Greta Thunberg’s speech, in which she castigated world leaders for their inaction on the climate problem, has dominated headlines this week.
“I should be back in school on the other side of the ocean,” she said. “Yet you all come to us young people for hope. How dare you. You have stolen my dreams and my childhood with your empty words.”
Asked to comment on that sentiment, Morrison suggested the world had dealt with existential threats before and could do so again.
“Yes, we’ve got to deal with the policy issues and we’ve got to take it seriously, but I don’t want our children having anxieties about these issues,” he said.
“I say this as a parent, too: we’ve got to make sure that our kids understand the facts, but they also have the context and the perspective, and that we do not create an anxiety among children in how we talk about and deal with these very real issues.”
Morrison went on to say he does not impose any particular view on his children when it comes to climate change and emission targets.
“I encourage them to have a passionate, independent view about how they see the world, but I also give them a lot of context,” he said.
“I don’t allow them to be basically contorted into one particular view, I like them to make their own mind.

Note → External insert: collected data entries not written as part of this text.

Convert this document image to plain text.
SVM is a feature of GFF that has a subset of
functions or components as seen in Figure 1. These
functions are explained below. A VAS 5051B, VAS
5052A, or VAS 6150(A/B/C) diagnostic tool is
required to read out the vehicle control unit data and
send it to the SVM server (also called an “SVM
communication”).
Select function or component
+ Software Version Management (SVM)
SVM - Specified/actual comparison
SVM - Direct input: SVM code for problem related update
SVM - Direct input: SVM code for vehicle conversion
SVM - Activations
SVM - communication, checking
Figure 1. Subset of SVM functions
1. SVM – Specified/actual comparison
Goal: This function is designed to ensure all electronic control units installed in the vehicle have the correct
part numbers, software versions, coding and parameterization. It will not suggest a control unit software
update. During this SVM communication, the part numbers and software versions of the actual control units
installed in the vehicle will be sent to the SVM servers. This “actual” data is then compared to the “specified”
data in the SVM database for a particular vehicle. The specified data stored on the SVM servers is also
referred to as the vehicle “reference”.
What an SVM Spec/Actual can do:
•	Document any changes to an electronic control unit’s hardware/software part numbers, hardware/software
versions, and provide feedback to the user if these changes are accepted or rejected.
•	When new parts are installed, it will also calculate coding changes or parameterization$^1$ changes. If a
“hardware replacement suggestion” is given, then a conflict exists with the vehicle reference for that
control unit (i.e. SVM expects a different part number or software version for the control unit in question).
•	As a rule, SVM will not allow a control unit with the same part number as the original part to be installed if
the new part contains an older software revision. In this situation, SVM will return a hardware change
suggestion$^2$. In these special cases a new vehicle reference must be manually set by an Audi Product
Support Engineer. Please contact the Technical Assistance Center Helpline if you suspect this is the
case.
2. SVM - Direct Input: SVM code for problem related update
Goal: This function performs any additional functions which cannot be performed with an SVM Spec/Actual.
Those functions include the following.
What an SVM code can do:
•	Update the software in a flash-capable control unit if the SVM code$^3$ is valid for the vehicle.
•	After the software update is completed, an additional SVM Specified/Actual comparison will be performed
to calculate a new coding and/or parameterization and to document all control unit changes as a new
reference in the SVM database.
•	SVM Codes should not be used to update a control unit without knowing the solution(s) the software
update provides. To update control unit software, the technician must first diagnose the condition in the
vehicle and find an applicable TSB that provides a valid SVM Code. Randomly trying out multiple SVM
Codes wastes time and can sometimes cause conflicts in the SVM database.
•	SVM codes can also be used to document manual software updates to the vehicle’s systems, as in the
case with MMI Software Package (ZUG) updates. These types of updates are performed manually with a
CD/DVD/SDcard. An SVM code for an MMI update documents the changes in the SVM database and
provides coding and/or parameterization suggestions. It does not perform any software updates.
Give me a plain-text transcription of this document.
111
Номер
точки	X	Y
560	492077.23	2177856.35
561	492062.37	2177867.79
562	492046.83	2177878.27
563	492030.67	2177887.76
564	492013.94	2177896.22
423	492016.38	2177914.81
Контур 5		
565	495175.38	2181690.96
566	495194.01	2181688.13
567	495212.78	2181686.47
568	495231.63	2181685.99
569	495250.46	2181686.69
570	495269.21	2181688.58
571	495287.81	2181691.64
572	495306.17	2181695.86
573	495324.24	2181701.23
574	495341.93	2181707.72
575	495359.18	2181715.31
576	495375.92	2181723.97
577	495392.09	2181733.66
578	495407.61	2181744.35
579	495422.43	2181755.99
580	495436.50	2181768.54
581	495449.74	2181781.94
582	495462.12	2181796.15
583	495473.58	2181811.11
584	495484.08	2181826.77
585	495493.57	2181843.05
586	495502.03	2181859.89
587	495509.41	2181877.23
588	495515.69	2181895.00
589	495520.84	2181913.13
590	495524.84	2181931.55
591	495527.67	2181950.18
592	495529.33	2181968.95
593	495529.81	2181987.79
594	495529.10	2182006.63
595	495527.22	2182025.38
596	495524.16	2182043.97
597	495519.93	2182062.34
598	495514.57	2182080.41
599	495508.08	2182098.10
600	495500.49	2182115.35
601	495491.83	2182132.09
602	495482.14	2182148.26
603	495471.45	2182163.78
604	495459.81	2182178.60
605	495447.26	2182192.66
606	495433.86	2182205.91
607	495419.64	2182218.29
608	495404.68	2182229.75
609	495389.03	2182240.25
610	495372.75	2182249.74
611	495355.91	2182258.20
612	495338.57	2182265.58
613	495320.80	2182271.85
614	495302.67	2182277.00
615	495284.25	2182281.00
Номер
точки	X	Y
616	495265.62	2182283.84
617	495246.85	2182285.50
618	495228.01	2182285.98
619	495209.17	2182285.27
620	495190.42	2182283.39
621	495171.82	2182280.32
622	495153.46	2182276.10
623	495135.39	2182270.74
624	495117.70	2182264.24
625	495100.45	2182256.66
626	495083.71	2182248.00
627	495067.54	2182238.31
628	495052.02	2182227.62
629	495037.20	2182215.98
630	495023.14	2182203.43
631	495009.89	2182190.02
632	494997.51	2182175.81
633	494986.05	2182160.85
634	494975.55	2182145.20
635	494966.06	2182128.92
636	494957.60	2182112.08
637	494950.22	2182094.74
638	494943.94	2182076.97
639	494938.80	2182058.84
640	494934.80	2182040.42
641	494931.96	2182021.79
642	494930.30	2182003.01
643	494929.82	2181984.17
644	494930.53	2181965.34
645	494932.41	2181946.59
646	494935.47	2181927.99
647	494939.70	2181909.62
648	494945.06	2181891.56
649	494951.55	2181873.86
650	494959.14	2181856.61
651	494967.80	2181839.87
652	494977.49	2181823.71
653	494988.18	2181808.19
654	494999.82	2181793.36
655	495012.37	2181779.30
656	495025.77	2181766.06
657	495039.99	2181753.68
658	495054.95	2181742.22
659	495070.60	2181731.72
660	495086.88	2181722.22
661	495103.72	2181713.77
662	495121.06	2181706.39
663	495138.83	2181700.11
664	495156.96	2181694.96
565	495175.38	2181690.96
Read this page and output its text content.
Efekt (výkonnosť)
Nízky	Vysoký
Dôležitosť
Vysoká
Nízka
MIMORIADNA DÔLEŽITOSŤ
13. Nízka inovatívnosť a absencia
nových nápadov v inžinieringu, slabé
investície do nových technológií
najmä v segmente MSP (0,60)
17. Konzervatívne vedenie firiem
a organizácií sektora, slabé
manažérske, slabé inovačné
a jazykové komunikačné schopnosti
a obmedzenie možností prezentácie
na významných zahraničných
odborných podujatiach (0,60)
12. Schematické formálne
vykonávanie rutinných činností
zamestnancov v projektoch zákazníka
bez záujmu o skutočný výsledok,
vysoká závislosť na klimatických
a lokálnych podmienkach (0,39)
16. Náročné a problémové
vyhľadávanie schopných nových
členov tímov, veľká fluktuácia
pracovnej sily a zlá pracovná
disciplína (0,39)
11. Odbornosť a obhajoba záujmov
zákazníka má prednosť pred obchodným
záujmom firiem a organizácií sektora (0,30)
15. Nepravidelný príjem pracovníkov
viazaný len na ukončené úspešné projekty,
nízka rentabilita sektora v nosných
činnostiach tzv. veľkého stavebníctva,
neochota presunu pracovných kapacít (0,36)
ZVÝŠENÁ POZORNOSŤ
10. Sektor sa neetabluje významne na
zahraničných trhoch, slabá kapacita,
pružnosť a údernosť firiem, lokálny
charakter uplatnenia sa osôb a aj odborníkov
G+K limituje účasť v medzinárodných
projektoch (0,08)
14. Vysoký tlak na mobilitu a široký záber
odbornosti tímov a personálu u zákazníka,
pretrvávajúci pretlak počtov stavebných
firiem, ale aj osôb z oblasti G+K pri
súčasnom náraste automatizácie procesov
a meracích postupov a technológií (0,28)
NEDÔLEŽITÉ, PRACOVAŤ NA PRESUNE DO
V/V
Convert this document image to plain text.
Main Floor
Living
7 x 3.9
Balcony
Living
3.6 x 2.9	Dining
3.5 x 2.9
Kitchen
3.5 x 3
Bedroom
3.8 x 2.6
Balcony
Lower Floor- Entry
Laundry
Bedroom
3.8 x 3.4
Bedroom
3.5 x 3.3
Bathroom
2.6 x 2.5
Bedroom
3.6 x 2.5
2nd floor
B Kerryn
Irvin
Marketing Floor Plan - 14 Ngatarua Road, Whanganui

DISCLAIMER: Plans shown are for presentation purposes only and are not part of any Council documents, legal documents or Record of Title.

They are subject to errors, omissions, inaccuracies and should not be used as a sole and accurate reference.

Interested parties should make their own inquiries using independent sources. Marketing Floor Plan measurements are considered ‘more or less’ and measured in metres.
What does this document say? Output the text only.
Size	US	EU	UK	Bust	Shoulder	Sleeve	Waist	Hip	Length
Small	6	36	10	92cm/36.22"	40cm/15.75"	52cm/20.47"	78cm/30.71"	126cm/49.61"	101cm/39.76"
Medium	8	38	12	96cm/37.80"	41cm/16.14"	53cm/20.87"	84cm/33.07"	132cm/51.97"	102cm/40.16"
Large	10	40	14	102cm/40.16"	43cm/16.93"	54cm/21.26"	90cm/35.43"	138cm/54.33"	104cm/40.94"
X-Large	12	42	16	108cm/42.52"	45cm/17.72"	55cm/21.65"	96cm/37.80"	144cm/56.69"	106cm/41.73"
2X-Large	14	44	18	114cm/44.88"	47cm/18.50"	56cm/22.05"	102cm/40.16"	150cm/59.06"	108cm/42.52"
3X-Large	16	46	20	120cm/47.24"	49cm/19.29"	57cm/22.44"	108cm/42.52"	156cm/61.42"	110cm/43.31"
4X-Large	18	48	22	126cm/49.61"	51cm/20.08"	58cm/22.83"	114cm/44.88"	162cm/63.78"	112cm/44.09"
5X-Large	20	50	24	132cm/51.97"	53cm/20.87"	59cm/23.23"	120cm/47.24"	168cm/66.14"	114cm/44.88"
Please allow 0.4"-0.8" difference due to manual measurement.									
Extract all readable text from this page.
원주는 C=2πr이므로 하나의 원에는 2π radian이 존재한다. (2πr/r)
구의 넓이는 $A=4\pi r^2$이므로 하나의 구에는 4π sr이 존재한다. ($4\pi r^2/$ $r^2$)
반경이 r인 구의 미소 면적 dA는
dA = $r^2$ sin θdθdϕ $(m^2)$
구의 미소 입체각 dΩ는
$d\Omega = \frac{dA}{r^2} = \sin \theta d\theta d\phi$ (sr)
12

“But I also like to give them reassurance because the worst thing I would impose on any child is needless anxiety – they’ve got enough things to be anxious about.
“I’ve always liked kids to be kids. And we’ve got to let kids be kids. We can’t have them growing up as mushrooms either, but at the same time I think we’ve got to get a bit of context and perspective into this.”
Morrison’s appearance in New York follows a state visit with President Trump at the White House.
While the climate summit was happening, the prime minister was in Chicago admiring the latest in ‘smart drive-thru’ technology from McDonald’s. Our national priorities are obviously right where they need to be.